農家から持ち込まれた国産レモン=多久市北多久町のJAさが広域多久ミカン選果場

 多久市のJAさが広域多久ミカン選果場で、希少な国産レモンの出荷が本格化している。小城・多久地区では農家30戸が栽培しており、選果場には濃い緑色のレモンが詰められたコンテナがずらりと並んでいる。

 同地区のレモン栽培は半世紀近い歴史があるといい、現在は7ヘクタールにユーレカとマイヤーの2品種が栽培されている。JAさがによると、今年は空梅雨で生育が心配されたが、8月の雨で玉も大きくなり、生育は順調。
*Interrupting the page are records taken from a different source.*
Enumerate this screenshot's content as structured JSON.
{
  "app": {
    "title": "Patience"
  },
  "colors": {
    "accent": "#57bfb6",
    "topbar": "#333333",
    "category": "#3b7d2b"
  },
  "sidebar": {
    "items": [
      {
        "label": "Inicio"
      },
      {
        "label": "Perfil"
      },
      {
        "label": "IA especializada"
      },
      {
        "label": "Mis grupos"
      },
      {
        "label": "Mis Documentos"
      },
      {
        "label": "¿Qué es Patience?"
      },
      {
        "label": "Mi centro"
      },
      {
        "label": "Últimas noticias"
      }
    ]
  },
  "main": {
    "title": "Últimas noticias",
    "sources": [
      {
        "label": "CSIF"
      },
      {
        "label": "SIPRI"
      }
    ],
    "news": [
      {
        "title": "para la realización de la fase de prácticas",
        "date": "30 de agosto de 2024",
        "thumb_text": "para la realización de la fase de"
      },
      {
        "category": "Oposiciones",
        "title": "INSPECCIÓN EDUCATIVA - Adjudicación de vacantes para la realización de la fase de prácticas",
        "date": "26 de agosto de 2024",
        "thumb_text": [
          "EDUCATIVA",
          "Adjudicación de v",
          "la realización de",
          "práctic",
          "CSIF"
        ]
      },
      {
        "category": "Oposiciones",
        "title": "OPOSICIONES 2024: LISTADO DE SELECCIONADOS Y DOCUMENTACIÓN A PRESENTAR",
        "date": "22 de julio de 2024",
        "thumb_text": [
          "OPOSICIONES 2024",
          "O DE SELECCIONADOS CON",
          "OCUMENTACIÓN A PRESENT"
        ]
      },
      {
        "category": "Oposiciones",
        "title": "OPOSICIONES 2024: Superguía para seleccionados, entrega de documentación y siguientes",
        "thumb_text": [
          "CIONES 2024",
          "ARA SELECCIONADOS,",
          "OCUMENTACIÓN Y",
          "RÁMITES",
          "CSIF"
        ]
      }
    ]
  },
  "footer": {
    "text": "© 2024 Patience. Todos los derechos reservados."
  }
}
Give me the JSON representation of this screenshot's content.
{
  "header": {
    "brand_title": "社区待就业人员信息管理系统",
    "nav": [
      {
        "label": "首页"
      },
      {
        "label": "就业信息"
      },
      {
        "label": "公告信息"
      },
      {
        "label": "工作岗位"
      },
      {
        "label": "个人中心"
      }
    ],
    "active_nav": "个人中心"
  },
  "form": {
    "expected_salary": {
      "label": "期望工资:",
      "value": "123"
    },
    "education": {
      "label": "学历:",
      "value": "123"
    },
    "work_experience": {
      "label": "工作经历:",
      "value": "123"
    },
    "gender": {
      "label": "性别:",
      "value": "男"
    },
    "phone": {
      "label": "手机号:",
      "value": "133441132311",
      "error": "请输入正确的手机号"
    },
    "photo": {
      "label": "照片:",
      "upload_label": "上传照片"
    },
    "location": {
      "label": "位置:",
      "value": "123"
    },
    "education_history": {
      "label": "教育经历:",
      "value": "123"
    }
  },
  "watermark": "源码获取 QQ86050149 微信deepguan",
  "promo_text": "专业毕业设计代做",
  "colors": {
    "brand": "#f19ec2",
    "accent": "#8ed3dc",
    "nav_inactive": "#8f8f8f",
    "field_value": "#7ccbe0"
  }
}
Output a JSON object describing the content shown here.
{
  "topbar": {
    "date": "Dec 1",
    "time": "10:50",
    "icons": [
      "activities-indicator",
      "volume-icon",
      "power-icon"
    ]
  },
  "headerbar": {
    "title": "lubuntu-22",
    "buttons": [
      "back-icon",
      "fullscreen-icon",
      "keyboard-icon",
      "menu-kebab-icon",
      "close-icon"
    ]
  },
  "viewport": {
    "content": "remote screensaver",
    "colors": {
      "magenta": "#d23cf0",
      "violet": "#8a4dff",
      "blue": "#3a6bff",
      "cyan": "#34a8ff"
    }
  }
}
選果場ではスタッフ約20人が農家が持ち込んだレモンを機械にかけて大きさごとに分け、段ボールに詰める作業に追われている。

 出荷は9月上旬に始まり、送り先は関東や関西、福岡市や北九州市という。11月上旬まで両品種合わせて計60トンを出荷する予定。国産レモンのシェアは1割ほどだが、輸入レモンのように保存用の農薬が使われることがないため、食の安全・安心を求める消費者に人気を集めている。

 JAの担当者は「レモンを使う定番だったサンマは激減しているが、肉や魚に添えたり、家飲み用などで需要は高い」と説明。生産者としても酸味はしっかりあるため、糖度を求めるミカンより栽培しやすく、露地ミカンの収穫が始まる前に出荷できるため、労力を分散できるメリットがあるという。